Le lecteur de ce livre finit par prendre comme une évidence que notre civilisation se retrouve à un carrefour.
La plupart des interlocuteurs de Karel Hvížďala constatent que notre monde est tiraillé entre les idéaux humanistes et démocratiques et les tendances dangereuses à l’égoïsme, au nationalisme et aux régimes autoritaires. Un des thèmes majeurs de ce livre est le rapport entre l’Europe et la Russie et le personnage inquiétant de Vladimir Poutine. Les entretiens reflètent aussi les retombées de la situation dans les principaux foyers de tension dont le Proche-Orient et l’Ukraine ainsi que la crise migratoire qui met à l’épreuve notre conscience et notre humanisme. Certains estiment que nous avons fait beaucoup de mal dans le monde en exportant dans les pays sans tradition démocratique notre conception de la liberté et des droits de l’homme. A leur avis, cette bavure nous revient comme un boomerang sous forme de conflits sanglants dans ces régions et de la crise migratoire, et nous oblige à repenser même les valeurs sur lesquelles repose notre civilisation. Karel Hvížďala ne pense pas qu’il faudrait renoncer pour autant à la démocratie libérale et ne pas insister sur nos valeurs. Il ajoute cependant aussi :« Par contre, nous devons apprendre à vivre avec des civilisations qui sont différentes. Nous devons les tolérer et exiger qu’elles tolèrent notre civilisation, qu’elles ne nous obligent pas par exemple à accepter le droit de la charia ou d’autres normes et règles. Nous devons croire aussi que nous ne sommes pas tout à fait bêtes, que nous sommes nés avec certains instincts et que nous saurons différencier, quand la situation s’aggravera, ce qui est bon de ce qui est mauvais. (…) Tant que l’humanité sera capable de faire des sacrifices pour conserver ses valeurs, parce qu’aucune solution ne sera gratuite, elle aura toujours sa chance. »

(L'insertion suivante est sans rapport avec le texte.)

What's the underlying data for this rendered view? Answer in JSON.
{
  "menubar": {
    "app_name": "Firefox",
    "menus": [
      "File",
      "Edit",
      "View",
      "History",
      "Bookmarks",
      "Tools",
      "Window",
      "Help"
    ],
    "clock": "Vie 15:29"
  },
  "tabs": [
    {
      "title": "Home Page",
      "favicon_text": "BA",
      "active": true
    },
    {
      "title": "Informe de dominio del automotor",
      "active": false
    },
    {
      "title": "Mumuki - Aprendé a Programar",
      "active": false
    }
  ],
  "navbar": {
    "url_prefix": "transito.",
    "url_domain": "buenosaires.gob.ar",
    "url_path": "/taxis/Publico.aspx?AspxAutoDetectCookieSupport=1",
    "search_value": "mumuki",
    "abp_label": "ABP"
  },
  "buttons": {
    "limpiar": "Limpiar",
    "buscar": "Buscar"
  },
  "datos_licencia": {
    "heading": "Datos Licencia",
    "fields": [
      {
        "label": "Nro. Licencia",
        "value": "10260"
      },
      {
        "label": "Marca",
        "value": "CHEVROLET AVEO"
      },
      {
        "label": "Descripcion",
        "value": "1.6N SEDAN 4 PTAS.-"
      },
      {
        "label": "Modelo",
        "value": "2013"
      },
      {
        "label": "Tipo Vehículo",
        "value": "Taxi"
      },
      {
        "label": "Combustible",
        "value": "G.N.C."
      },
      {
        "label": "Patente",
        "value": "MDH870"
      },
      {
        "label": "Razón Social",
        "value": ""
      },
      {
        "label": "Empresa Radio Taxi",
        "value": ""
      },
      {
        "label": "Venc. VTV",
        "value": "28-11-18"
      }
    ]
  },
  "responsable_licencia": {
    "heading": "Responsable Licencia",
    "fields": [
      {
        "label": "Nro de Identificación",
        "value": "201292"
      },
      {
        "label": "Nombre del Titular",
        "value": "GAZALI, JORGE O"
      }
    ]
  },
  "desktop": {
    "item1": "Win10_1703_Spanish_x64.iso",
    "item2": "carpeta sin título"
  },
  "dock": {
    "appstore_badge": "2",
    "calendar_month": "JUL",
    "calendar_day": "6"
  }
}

La hiérarchie des valeurs et notre capacité de sacrifice
Quels seront cependant ces sacrifices? Dans quelle mesure notre société habituée à vivre dans le calme et le confort, sera-t-elle capable de sacrifier une partie de ses richesses et de ses libertés pour se protéger contre les dangers qui la guettent ? Où trouver des hommes d’Etat suffisamment intelligents et courageux pour persuader les gens que ces sacrifices sont nécessaires ?
Ce sont ces questions que se pose dans la postface du livre l’ancien Premier ministre Petr Pithart. Il constate que tous les interlocuteurs parlent dans le livre des valeurs européennes. Personne ne doute que ces valeurs existent et qu’il faut les protéger mais Petr Pithart estime qu’il faut parler plutôt du conflit des valeurs, de leur hiérarchie. Qu’est-ce qui est plus important pour nous, la sécurité ou la liberté, la démocratie ou l’ordre, l’humanisme ou le profit économique ? Quelle est notre hiérarchie de ces valeurs ? Avoir tout à la fois n’est qu’une dangereuse illusion. Il y en a beaucoup qui parlent, par exemple, d’une meilleure protection des frontières de l’espace Schengen, mais personne n’ose dire quels moyens il faut utiliser contre les millions de démunis qui cherchent désespérément à les traverser. Et Petr Pithart conclut : « Nous devrions bientôt nous mettre d’accord sur l’importance de nos valeurs et sur celles que nous estimons moins. Ce sont celles-ci que nous serons obligés de sacrifier. »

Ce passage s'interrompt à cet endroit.